I was listening to a movie podcast today bring up the classical idea of the dangers of AI, mainly that it will grow sentience and oppress/kill off humanity eventually, as seen in classic Sci-Fi works like Terminator, Star Trek, I Have No Mouth And I Must Scream etc…
In talking about current events though they bring up they’ve never seen any sci-fi work bring what we’re “actually going through right now”, in their description basically AI that is super advanced but still “dumb” that brings down society because while it can do everything it doesn’t actually know what it’s doing, resulting in a weird AI anarchy that brings down society inadvertently.
Is this accurate? Have no works really “predicted” this?

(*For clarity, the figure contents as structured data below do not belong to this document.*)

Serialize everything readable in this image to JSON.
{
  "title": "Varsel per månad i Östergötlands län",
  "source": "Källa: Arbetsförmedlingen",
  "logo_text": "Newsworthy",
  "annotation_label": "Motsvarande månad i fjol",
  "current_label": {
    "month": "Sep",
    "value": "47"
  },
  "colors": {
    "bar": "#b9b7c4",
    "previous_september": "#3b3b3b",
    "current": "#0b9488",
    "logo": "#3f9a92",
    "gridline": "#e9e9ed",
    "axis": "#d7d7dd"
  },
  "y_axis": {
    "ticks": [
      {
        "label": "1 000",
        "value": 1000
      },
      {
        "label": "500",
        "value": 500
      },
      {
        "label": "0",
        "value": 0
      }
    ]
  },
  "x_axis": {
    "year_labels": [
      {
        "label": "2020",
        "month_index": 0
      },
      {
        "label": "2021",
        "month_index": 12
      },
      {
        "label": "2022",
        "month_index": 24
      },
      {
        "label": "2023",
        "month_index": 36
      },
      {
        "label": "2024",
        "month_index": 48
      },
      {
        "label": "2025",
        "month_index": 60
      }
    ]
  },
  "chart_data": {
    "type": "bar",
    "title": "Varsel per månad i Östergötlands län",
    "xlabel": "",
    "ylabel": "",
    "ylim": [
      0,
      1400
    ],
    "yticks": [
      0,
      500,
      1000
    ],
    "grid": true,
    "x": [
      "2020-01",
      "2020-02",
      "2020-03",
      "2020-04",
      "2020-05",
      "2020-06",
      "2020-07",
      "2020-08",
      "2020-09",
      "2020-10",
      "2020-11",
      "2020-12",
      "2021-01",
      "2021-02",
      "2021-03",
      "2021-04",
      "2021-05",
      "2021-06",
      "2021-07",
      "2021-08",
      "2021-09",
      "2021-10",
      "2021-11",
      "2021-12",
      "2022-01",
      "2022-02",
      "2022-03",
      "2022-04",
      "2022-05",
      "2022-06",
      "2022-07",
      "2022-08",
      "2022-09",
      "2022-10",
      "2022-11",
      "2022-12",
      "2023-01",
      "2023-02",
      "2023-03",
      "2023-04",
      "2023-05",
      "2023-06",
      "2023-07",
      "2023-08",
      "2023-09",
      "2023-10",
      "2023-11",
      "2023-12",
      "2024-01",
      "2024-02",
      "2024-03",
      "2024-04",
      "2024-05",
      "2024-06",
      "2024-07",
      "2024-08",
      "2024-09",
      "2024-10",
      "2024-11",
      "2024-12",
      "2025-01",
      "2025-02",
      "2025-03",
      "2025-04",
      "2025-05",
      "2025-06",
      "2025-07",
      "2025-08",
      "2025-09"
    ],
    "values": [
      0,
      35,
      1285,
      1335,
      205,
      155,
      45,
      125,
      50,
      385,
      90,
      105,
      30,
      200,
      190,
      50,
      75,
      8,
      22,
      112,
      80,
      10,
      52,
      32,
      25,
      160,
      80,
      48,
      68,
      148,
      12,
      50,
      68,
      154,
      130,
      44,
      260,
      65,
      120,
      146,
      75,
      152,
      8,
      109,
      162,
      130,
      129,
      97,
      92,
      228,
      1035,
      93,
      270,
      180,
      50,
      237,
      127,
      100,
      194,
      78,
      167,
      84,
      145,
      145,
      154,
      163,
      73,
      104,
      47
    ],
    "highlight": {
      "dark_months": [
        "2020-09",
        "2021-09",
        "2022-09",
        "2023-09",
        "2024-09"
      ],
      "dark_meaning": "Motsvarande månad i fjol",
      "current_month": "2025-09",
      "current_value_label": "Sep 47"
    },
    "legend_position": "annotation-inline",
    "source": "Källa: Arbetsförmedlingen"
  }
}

John Varley in Steel Beach (1992) and Vernor Vinge in A Deepness in the Sky (1999) included major collapses happening because society gets too dependent upon high tech and advanced automation they do not understand. Safeguards are inadequate, interdependent systems aren’t fault tolerant, and… boom.
It’s the opening scenario of James Hogan’s The Two Faces of Tomorrow. It opens with a scene where workers on the Moon decide a ridge in the way of some contribution needs to be removed and ask the AI TITAN to send the necessary equipment. They are surprised when it returns an estimated time to complete of a few minutes…then almost killed when the ridge explodes. The AI diverted an ore shipment being sent via mass driver to Earth, and uses it to bombard the ridge to oblivion. Because nobody told TITAN that terrain modification via close bombardment was unacceptable. TITAN was smart enoguh to come up with the idea on its own, but not smart enough to know it was a bad one - and there’s an increasing number of similar incidents.